A photo by Richard Barnes from the series Animal Logic
Photos of museums, taxidermy, dioramas - persistent memes, almost always tiresome.* The Barnes stuff is different - it's like he's showing me really what it is, and utterly dispensing with the what it's pretending to be. Most work addressing this subject matter tends towards facile plays on manufactured/idealized realities. I don't need a photographer to show me those aspects of these environments - I can get there on my own.

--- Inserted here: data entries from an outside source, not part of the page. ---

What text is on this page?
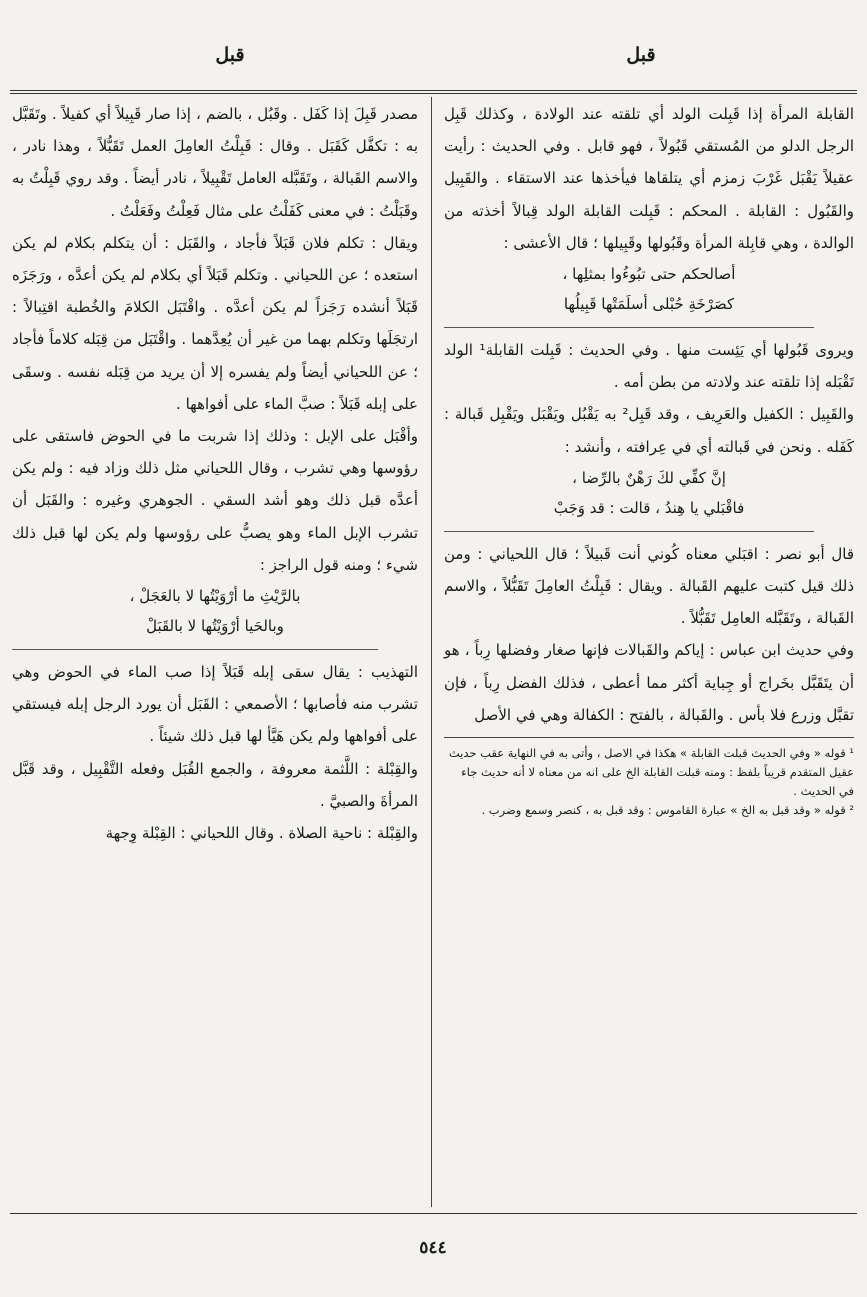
قبل
قبل

القابلة المرأة إذا قَبِلت الولد أي تلقته عند الولادة ، وكذلك قَبِل الرجل الدلو من المُستقي قَبُولاً ، فهو قابل . وفي الحديث : رأيت عقيلاً يَقْبَل غَرْبَ زمزم أي يتلقاها فيأخذها عند الاستقاء . والقَبِيل والقَبُول : القابلة . المحكم : قَبِلت القابلة الولد قِبالاً أخذته من الوالدة ، وهي قابِلة المرأة وقَبُولها وقَبِيلها ؛ قال الأعشى :

أصالحكم حتى تبُوءُوا بمثلِها ،

كصَرْخَةِ حُبْلى أسلَمَتْها قَبِيلُها

ويروى قَبُولها أي يَئِست منها . وفي الحديث : قَبِلت القابلة¹ الولد تَقْبَله إذا تلقته عند ولادته من بطن أمه .

والقَبِيل : الكفيل والعَرِيف ، وقد قَبِل² به يَقْبُل ويَقْبَل ويَقْبِل قَبالة : كَفَله . ونحن في قَبالته أي في عِرافته ، وأنشد :

إنَّ كفِّي لكَ رَهْنٌ بالرِّضا ،

فاقْبَلي يا هِندُ ، قالت : قد وَجَبْ

قال أبو نصر : اقبَلي معناه كُوني أنت قَبيلاً ؛ قال اللحياني : ومن ذلك قيل كتبت عليهم القَبالة . ويقال : قَبِلْتُ العامِلَ تَقَبُّلاً ، والاسم القَبالة ، وتَقَبَّله العامِل تَقَبُّلاً .

وفي حديث ابن عباس : إياكم والقَبالات فإنها صغار وفضلها رِباً ، هو أن يتَقَبَّل بخَراج أو جِباية أكثر مما أعطى ، فذلك الفضل رِباً ، فإن تقبَّل وزرع فلا بأس . والقَبالة ، بالفتح : الكفالة وهي في الأصل

¹ قوله « وفي الحديث قبلت القابلة » هكذا في الاصل ، وأتى به في النهاية عقب حديث عقيل المتقدم قريباً بلفظ : ومنه قبلت القابلة الخ على انه من معناه لا أنه حديث جاء في الحديث .

² قوله « وقد قبل به الخ » عبارة القاموس : وقد قبل به ، كنصر وسمع وضرب .

مصدر قَبِلَ إذا كَفَل . وقَبُل ، بالضم ، إذا صار قَبِيلاً أي كفيلاً . وتَقَبَّل به : تكفَّل كَقَبَل . وقال : قَبِلْتُ العامِلَ العمل تَقَبُّلاً ، وهذا نادر ، والاسم القَبالة ، وتَقَبَّله العامل تَقْبِيلاً ، نادر أيضاً . وقد روي قَبِلْتُ به وقَبَلْتُ : في معنى كَفَلْتُ على مثال فَعِلْتُ وفَعَلْتُ .

ويقال : تكلم فلان قَبَلاً فأجاد ، والقَبَل : أن يتكلم بكلام لم يكن استعده ؛ عن اللحياني . وتكلم قَبَلاً أي بكلام لم يكن أعدَّه ، ورَجَزَه قَبَلاً أنشده رَجَزاً لم يكن أعدَّه . واقْتَبَل الكلامَ والخُطبة اقتِبالاً : ارتجَلَها وتكلم بهما من غير أن يُعِدَّهما . واقْتَبَل من قِبَله كلاماً فأجاد ؛ عن اللحياني أيضاً ولم يفسره إلا أن يريد من قِبَله نفسه . وسقَى على إبله قَبَلاً : صبَّ الماء على أفواهها .

وأقْبَل على الإبل : وذلك إذا شربت ما في الحوض فاستقى على رؤوسها وهي تشرب ، وقال اللحياني مثل ذلك وزاد فيه : ولم يكن أعدَّه قبل ذلك وهو أشد السقي . الجوهري وغيره : والقَبَل أن تشرب الإبل الماء وهو يصبُّ على رؤوسها ولم يكن لها قبل ذلك شيء ؛ ومنه قول الراجز :

بالرَّيْثِ ما أرْوَيْتُها لا بالعَجَلْ ،

وبالحَيا أرْوَيْتُها لا بالقَبَلْ

التهذيب : يقال سقى إبله قَبَلاً إذا صب الماء في الحوض وهي تشرب منه فأصابها ؛ الأصمعي : القَبَل أن يورد الرجل إبله فيستقي على أفواهها ولم يكن هَيَّأ لها قبل ذلك شيئاً .

والقِبْلة : اللَّثمة معروفة ، والجمع القُبَل وفعله التَّقْبِيل ، وقد قَبَّل المرأةَ والصبيَّ .

والقِبْلة : ناحية الصلاة . وقال اللحياني : القِبْلة وِجهة

٥٤٤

In this work, there's no ironic distance, no clever posturing and it goes a lot further. He's peeling back the layers of what makes these tableaux so enduringly appealing and showing that our drive to construct them is actually the most interesting and fucked up part. He is capturing the in between moments - the stops along the way. The idea of removing a thing from it's natural environment transforming it into something entirely artificial and then re-inserting into another entirely fabricated "natural environment" and how that practice is so uniquely human and far afield from the animal instincts of the creatures being portrayed.
And that is something I think about a lot - how we are so lucky to have these brains of ours, with their logic and their emotions and it's so easy to hide there and forget (or at least try to) that when it comes down to it, we're animals too.
An exhibition of Barnes' work opens at Hosfelt Gallery tomorrow, Saturday, September 15th and runs through October 27th. I was all excited to attend the opening until I noticed that the reception is from 4pm - 6pm. I will most likely be here at the JB then, hanging out with the work of this season's Hot Shots.
* Not always tiresome, mind you. I've seen some stuff I like, and even shown some of it in the past.

these photographs are pretty incredible.